Muriel se expresó con alguna violencia, y había alzado un tanto la voz. El religioso se escandalizó; encendiose su rostro, mirando azorado a un lado y a otro, temeroso de que alguno de los padres que paseaban por la huerta hubiera oído las infernales palabras de aquel réprobo.
—Ustedes han de desaparecer; irán arrastrados por una tempestad, que trastornará otras muchas cosas. Los privilegios tienen que venir a tierra. Temblarán los nobles en sus palacios y los frailes en sus claustros. Los primeros tendrán que repartir su fortuna por igual entre sus hijos, creando así una clase poderosa, intermedia entre la grandeza y el pueblo, que será la que más influya en la nación; y ustedes se verán reducidos a la cristiana pobreza con que fueron instituidos, pasando sus inmensas riquezas a ser patrimonio de la nación.
—¡Nuestros bienes! ¡Tú estás loco! —exclamó atortolado el padre, como quien escucha una gran novedad, un despropósito inconcebible, lo más disparatado que pudiera imaginarse.
—Dios os ha mandado ser pobres, y vosotros os habéis hecho ricos.
—Nosotros tenemos lo que nos han dado. ¿Pero tú sabes lo que has dicho? ¿La conciencia no te arguye de ser tan irrespetuoso con las cosas de Dios?
—Es que yo no creo en Dios, padre —dijo Muriel con una seguridad que hizo temblar a fray Jerónimo, el cual miró a un lado y otro, agitado y confuso, temiendo otra vez que hubiera oído la blasfemia alguno de los frailes que allí cerca distraía el ocio con la lectura de algún piadoso libro.

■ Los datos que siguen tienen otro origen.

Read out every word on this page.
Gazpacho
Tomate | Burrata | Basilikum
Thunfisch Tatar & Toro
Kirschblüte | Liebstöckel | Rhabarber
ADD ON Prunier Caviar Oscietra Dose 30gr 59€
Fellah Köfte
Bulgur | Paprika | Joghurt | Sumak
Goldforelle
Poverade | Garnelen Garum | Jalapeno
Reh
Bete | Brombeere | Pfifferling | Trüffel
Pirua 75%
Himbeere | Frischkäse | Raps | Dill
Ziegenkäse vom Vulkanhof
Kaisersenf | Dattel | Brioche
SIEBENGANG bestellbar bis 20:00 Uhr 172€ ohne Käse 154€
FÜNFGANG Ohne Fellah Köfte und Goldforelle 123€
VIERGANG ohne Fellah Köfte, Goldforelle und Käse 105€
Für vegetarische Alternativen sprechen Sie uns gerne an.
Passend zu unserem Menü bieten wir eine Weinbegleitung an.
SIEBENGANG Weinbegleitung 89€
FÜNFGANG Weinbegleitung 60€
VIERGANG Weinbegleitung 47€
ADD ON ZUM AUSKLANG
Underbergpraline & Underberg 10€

—¡Jesús, qué horror! ¡Vade retro, Satanás! —exclamó, cerrando los ojos y pronunciando entre dientes una oración.
—Es decir —continuó el joven—, yo creo en mi Dios, en un Dios a mi manera. Yo no creo en un Dios vengativo y suspicaz que ustedes han hecho a imagen y semejanza del hombre.
—Querido Muriel —dijo Matamala, reponiéndose del susto y abriendo los ojos—, estás comprendido en los anatemas de la santa Iglesia. Si yo fuera débil, ahora mismo te arrojaría de esta santa casa, que estás profanando con tu presencia. Pero yo espero traerte al buen camino. Tú serás bueno. San Agustín era como tú. Oirás la voz del Señor, y te convertirás. Tú amarás todo lo que ahora detestas; amarás a los nobles, protectores de las industrias y ejemplo de buenas costumbres; amarás a los reyes, imágenes de Dios en la tierra, que administran la justicia y se desvelan por el bienestar de sus leales vasallos; amarás a los frailes, pobres, humildes criaturas, que enseñan la buena doctrina, combaten los errores y consuelan a los afligidos.
—Si fuera como usted dice, padre, yo amaría todas esas cosas. Si los nobles no ofrecieran en su conducta el ejemplo de todos los vicios; si yo viera en ustedes hombres de caridad, enemigos de las riquezas, en vez de hombres ociosos, ignorantes y fanáticos; si viera en la Corte y en el Gobierno hombres dignos que no tuvieran por único propósito esquilmar a la nación en provecho propio, yo les amaría.